Blogger Sara Peterson-Davis shares how her library turns Money Smart Week into a full month of programming.
Give us a Money Smart Week in Kansas City, and we’ll take a whole month.
Each April, Mid-Continent Public Library (MCPL) joins libraries, businesses, financial institutions, schools, not-for-profits and government agencies from across the metro area for Money Smart Month of Greater Kansas City. The event is a month-long public awareness campaign helping consumers better manage their finances. The coalition, which includes the Federal Reserve Bank of Kansas City and the Federal Deposit Insurance Corp. (FDIC), comes together to provide hundreds of programs and activities that cover all aspects of personal finance, from saving to estate planning.
Last year, according to the Money Smart Month website, the campaign hosted more than 1,243 events (public and private) throughout Kansas City and reached a total of 18,121 attendees, ranging in age from 5 to 85.
For MCPL, providing personal finance and financial education programming is an ongoing priority and one of the system’s strategic programming goals. It was a call to the Federal Reserve Bank of Kansas City to find more ways to grow the library’s financial programming that brought MCPL to the Money Smart Month team.
“We were interested in increasing the number of financial education programs in our system.” said Paul Smith, manager of MCPL’s community programming department, “It turned out to be a nice confluence of events.”
The need for personal finance and financial education programming is real in metro Kansas City. In a recent analysis, WalletHub.com ranked 2,570 American cities by the money management skills of their residents based on eight key metrics. Several of the cities in the ranking are in the Kansas City metro area. While some ranked among the most financially skilled, others have room for real improvement.

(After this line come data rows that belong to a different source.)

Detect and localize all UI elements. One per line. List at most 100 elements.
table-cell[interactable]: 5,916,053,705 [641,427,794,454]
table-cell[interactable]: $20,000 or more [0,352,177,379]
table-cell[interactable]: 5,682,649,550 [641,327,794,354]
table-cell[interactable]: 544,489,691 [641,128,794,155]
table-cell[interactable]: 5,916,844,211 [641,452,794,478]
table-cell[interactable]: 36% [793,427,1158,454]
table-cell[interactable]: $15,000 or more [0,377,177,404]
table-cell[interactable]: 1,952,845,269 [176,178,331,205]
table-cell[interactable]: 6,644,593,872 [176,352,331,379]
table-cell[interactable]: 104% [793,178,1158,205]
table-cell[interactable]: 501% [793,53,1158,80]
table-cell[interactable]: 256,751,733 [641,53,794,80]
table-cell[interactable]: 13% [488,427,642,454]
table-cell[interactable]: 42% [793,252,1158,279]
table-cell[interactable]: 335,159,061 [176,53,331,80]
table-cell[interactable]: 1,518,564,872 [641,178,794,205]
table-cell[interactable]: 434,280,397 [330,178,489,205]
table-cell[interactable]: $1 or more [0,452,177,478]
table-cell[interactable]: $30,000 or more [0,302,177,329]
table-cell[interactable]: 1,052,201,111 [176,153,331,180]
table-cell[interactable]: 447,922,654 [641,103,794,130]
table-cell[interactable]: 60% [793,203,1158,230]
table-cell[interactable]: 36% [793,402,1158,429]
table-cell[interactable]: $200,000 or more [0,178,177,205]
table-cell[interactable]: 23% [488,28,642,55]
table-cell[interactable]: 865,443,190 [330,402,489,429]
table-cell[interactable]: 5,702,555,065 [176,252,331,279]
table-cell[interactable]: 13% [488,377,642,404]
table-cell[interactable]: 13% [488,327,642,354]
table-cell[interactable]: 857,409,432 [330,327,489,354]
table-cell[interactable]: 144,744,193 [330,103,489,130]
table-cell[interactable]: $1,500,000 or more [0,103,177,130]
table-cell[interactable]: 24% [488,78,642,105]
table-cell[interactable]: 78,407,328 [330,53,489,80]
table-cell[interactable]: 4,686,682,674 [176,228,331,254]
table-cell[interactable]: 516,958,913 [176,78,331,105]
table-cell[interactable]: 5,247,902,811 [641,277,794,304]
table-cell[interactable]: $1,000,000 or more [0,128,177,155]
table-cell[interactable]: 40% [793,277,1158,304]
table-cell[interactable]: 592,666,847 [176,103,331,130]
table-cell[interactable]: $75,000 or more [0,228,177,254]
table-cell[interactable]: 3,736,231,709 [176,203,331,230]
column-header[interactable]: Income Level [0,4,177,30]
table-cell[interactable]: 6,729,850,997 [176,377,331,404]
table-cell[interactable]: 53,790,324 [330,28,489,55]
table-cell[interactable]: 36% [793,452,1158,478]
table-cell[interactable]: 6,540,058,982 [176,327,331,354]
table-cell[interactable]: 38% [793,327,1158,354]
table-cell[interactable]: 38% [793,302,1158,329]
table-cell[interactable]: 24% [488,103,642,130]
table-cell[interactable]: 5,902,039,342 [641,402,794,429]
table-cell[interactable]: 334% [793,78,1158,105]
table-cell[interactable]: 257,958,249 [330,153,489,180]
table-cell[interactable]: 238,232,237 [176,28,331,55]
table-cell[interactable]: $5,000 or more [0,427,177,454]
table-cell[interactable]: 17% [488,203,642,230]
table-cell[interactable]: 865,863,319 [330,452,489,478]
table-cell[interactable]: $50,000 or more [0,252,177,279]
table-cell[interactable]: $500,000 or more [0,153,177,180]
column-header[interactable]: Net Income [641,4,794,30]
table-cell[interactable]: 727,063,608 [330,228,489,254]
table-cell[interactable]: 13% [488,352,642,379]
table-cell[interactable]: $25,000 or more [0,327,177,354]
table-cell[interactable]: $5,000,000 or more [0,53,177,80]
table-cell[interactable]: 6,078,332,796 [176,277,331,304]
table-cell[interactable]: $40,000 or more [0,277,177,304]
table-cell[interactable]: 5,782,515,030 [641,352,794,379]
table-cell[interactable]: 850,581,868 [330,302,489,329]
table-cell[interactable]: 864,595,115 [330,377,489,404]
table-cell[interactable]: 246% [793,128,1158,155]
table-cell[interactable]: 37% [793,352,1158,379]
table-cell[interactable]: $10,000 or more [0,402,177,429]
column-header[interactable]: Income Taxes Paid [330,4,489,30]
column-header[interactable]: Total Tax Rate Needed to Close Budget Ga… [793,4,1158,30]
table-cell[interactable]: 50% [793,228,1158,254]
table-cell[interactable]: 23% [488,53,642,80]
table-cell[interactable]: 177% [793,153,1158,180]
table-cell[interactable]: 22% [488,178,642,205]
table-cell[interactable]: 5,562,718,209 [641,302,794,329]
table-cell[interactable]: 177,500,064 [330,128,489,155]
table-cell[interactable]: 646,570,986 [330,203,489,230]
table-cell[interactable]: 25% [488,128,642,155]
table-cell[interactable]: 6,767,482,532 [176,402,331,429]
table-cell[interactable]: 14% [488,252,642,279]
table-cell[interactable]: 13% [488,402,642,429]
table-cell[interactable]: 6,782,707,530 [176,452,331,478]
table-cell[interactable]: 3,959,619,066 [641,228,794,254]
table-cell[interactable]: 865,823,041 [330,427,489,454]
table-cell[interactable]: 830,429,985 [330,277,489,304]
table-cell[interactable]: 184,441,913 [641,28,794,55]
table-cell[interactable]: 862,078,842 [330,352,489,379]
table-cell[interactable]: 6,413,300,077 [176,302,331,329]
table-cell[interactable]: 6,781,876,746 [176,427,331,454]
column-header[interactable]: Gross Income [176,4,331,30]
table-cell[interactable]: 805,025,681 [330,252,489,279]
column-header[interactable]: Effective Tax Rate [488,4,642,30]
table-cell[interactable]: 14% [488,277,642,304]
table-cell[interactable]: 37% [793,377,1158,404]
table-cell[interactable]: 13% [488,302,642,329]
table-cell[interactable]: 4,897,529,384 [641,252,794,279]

MCPL participates in Money Smart Month in several ways. The library’s 31 branches offer personal finance programs throughout April, as well as offer Money Smart Month support materials. The library promotes the campaign in its marketing materials, and Smith sits on the campaign’s steering committee.
This year MCPL is offering four personal finance programs for a total of 28 program dates for Money Smart Month. They include programs on how to find and understand information and tools, creating a budget in Excel, shopping with coupons and cost-effective shopping strategies for the environmentally conscious.
The last program, titled Green Pocketbook, is a new partnership with Bridging The Gap, a non-profit focused on environmental education. It looks at how consumers can save money when shopping, while also helping the environment, conserving energy at home and eating healthier food.
While many libraries might not want to commit to a month of Money Smart programming, Smith said most every community has businesses and organizations that libraries could tap as potential partners for a week of financial programming and awareness. It’s important to look for both the obvious and the hidden partners.
“The Federal Reserve is an obvious partner, but Bridging the Gap isn’t,” said Smith, adding that local food banks and social service organizations are often overlooked partners.
Along with working with local partners, Smith suggested using and modifying existing library resources or creating a program around available resources, such as personal finance and investing databases. This year MCPL’s Creating a Budget in Excel program came from an existing program tweaked for Money Smart Month.
Also, don’t overlook the money smart talents and ideas of library staff members.
“I think couponing is a subject that many programming librarians, with a little research and creativity, could turn into a productive and popular session,” Smith said.